The Low Fat Kitchen
A new year, a new you! Time to go into the kitchen and clean house.
This is also a good time to practice your label-reading skills. Check the food labels for fat concentration and take a look at the list of ingredients. Ingredients are listed in order of predominance, so pay special attention to the first two.
When choosing a spread for bread or vegetables, make sure it only has two grams or less of fat per serving. Tub or liquid margarine is usually lowest in saturated fat. Diet or whipped margarine or butter is low in both fat and calories but do not melt easily. Use the primarily for spreading.
Make sure your pantry is well stocked with pasta, rice and grain products, especially whole grains, which provide fiber. These foods are naturally low in fat and high in complex carbohydrates. Check the labels on cookies and crackers. Many contain tropical oils. Better choices for the low fat kitchen include pretzels, rice cakes and baked chips.
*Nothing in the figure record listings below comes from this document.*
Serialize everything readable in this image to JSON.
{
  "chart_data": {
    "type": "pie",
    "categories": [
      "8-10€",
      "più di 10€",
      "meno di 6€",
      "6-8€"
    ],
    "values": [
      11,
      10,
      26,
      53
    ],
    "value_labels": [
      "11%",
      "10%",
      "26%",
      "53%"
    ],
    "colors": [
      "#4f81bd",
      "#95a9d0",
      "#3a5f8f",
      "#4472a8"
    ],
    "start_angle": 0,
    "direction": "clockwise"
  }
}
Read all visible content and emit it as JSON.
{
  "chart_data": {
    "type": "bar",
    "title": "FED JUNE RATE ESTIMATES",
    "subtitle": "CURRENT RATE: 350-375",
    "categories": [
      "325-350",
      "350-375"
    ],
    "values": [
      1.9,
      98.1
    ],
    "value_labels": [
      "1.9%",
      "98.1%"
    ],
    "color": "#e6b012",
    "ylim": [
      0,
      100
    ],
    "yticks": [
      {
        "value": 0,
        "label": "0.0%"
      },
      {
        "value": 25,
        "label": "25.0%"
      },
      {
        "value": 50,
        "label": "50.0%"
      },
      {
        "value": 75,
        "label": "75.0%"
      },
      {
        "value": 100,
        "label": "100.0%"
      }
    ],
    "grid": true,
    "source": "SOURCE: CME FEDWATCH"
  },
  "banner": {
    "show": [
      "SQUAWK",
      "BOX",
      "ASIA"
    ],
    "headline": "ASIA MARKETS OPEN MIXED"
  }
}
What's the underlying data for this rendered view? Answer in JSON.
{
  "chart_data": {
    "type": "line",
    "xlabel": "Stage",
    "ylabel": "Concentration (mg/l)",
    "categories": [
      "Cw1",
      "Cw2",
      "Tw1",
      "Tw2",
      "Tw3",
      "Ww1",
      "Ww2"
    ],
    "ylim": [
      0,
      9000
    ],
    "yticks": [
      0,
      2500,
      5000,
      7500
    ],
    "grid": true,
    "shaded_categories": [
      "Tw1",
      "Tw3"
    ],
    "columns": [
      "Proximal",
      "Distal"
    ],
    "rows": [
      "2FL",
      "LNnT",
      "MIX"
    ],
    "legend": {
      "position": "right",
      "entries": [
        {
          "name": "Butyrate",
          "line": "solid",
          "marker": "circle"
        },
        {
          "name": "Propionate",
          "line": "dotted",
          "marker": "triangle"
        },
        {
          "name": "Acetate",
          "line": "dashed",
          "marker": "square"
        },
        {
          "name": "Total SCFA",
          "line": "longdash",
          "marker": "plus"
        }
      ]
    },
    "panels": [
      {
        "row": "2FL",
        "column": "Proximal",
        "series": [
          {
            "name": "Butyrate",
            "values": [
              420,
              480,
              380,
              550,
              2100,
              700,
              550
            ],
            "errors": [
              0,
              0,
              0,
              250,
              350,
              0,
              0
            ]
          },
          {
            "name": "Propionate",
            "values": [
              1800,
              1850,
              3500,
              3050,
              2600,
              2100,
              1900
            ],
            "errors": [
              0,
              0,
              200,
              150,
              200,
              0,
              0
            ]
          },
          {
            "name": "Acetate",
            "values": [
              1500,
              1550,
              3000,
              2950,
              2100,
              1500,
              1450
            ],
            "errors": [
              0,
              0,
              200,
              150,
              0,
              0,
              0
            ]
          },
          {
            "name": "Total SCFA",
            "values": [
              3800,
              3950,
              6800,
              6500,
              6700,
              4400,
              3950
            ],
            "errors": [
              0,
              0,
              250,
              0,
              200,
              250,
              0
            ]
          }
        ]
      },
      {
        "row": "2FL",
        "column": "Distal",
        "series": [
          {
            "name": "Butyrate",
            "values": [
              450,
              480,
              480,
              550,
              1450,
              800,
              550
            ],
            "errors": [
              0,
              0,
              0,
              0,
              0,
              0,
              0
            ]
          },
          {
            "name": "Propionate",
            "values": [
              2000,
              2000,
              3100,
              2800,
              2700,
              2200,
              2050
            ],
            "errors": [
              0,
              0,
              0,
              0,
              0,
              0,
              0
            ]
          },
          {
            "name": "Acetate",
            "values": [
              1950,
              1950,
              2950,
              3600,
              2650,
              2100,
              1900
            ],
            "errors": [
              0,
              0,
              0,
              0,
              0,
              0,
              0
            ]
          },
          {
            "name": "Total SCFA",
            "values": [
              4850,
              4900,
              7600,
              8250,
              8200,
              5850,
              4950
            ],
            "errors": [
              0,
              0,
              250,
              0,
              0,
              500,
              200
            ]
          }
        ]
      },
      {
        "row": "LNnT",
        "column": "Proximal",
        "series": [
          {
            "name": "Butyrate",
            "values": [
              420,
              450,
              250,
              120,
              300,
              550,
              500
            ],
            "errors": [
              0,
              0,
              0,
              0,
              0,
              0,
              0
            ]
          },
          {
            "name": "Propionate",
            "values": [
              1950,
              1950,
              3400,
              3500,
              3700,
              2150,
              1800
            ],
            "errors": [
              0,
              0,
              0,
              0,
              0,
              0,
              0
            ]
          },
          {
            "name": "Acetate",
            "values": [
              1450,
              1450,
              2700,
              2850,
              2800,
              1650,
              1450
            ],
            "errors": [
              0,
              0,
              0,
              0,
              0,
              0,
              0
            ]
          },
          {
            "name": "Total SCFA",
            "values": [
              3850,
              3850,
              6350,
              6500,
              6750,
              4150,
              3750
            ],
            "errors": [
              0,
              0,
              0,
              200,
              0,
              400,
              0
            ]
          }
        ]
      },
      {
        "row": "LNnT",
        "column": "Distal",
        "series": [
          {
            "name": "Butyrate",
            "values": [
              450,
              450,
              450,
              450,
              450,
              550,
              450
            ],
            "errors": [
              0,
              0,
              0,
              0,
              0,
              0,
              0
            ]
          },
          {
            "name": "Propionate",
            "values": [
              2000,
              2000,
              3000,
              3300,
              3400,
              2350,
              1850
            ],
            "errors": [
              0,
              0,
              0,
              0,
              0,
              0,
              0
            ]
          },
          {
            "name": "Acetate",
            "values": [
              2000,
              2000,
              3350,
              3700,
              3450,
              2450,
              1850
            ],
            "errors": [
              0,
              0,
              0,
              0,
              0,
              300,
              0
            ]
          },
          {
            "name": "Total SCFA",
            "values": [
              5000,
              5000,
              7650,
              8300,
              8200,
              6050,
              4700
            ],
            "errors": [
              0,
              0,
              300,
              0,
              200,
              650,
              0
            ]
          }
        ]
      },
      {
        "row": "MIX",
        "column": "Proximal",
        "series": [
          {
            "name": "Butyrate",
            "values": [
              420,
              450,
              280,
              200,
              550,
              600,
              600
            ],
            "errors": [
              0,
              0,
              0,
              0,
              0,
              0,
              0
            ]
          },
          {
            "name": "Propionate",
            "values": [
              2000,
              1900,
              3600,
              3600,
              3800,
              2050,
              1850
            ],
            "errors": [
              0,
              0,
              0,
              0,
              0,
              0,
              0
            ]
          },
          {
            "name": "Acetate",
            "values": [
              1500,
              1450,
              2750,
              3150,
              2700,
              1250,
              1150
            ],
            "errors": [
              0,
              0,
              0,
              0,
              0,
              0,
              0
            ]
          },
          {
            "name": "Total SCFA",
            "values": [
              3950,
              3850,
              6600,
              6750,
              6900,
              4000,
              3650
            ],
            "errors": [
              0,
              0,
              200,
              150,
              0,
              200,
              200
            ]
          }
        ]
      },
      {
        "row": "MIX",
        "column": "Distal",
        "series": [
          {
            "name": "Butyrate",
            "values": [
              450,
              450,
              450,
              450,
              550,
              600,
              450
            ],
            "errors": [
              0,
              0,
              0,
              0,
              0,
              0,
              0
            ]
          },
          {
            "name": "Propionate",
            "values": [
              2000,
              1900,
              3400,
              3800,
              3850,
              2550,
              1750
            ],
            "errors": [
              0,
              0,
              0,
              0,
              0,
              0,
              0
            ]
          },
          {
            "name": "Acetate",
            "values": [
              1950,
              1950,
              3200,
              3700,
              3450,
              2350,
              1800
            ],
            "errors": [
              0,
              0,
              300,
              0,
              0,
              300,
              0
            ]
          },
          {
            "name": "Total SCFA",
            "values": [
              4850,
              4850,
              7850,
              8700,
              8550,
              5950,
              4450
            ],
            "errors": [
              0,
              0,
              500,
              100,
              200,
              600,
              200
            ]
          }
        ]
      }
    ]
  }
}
Keep your refrigerator supplied with a variety of fruits and vegetables. If you wash and cut them into serving pieces, they are more likely to be chosen for quick snacks and meals on the run. Every low fat kitchen should have a steady supply.
Meats should be lean and well trimmed. Heavily marbled meats will be tender, but loaded with fat. Buy more fish and poultry. Beware of processed lunch meats – they are often high in fat and sodium. Your best bets are lean sliced poultry and meats, like roast beef and ham. Look for meats that have less than three grams of fat per ounce.
Cooking with less fat and fewer calories is a snap once you learn the art of recipe modification. This simply means making substitutions.
Next are some tips to get your started on modifying some tried-and-true favorites. Try these tips and you may not even miss the original ingredients.
- Use a lettuce leaf, thin tomato slice or mustard on a sandwich and forget the butter, margarine or mayonnaise. If you like a little zip, add some mustard.
- Leave out the oil and margarine many packaged foods recommend in the preparation.
- Try skim milk in food preparation and cooking. There is virtually no taste difference when it is combined with other ingredients.
- Substitute two egg whites for one whole egg in most recipes. The egg white has no fat or cholesterol.
- Reduce the amount of oils and fats called for in most recipes by about one-half, with no change in the final product.
- In muffins and quick breads, substitute non-sweetened applesauce or other mashed fruit in place of up to three-quarters of the oils and fats called for in the recipe.
- Vinegar can add snap to lower-calorie, lower-fat whipped salad dressing.
- A shaker of butter flakes contains the flavor of butter without the fat. Mash them into potatoes or use them on hot, steamy foods, such as pasta, rice or vegetables, to take the place of butter, oils or higher-calorie spreads.
- Reduce the fat per serving in your favorite casserole by adding more vegetables. For example, put more tomatoes and peppers in your chili. More mushrooms and less meat in your spaghetti sauce. More celery and onion, and less mayonnaise in your tuna salad. Replace one of the meat or cheese layers in your lasagna with slices of zucchini squash. Salsa can stretch the calories and fat per serving in cheese dips, guacamole and potato toppings.
- Try buying lower-calorie ingredients. Replace the regular versions of salad dressings used to make pasta salads, spreads and dips with their lower-calorie counterparts. Purchase reduced-calorie soups to make reduced-calorie casseroles and noodle or rice mixtures.
- Always use non-stick pans and baking sheets. Use cooking spray rather than oil or shortening to grease your pans.
Three tips for healthier meal preparation:
- Bake, broil or grill foods on a rack to drain fat away. Try the “indirect heat” method of grilling by placing the food away from the heat source. Every low fat kitchen should have indirect heat grilling available. This results in better flavor and juiciness. It also keeps the meats tender and reduces the risk of forming carcinogens in an overly browned or charred top layer of the meat.
- Stir-Fry. This is a popular cooking method that belongs in every low fat kitchen. Foods cook quickly, preserving precious nutrients. Use cooking spray in a pan or wok. Sprinkle the food with broth, soy sauce or water if it begins to stick.
- Steam vegetables, leaner meats and delicate foods like fish. Steaming is an overlooked cooking method, which deserves some time in the spotlight! Place the food to be steamed with desired seasonings on a rack over boiling water, or use an Oriental steamer (available in many specialty shops). No fat is necessary and the foods will not dry out.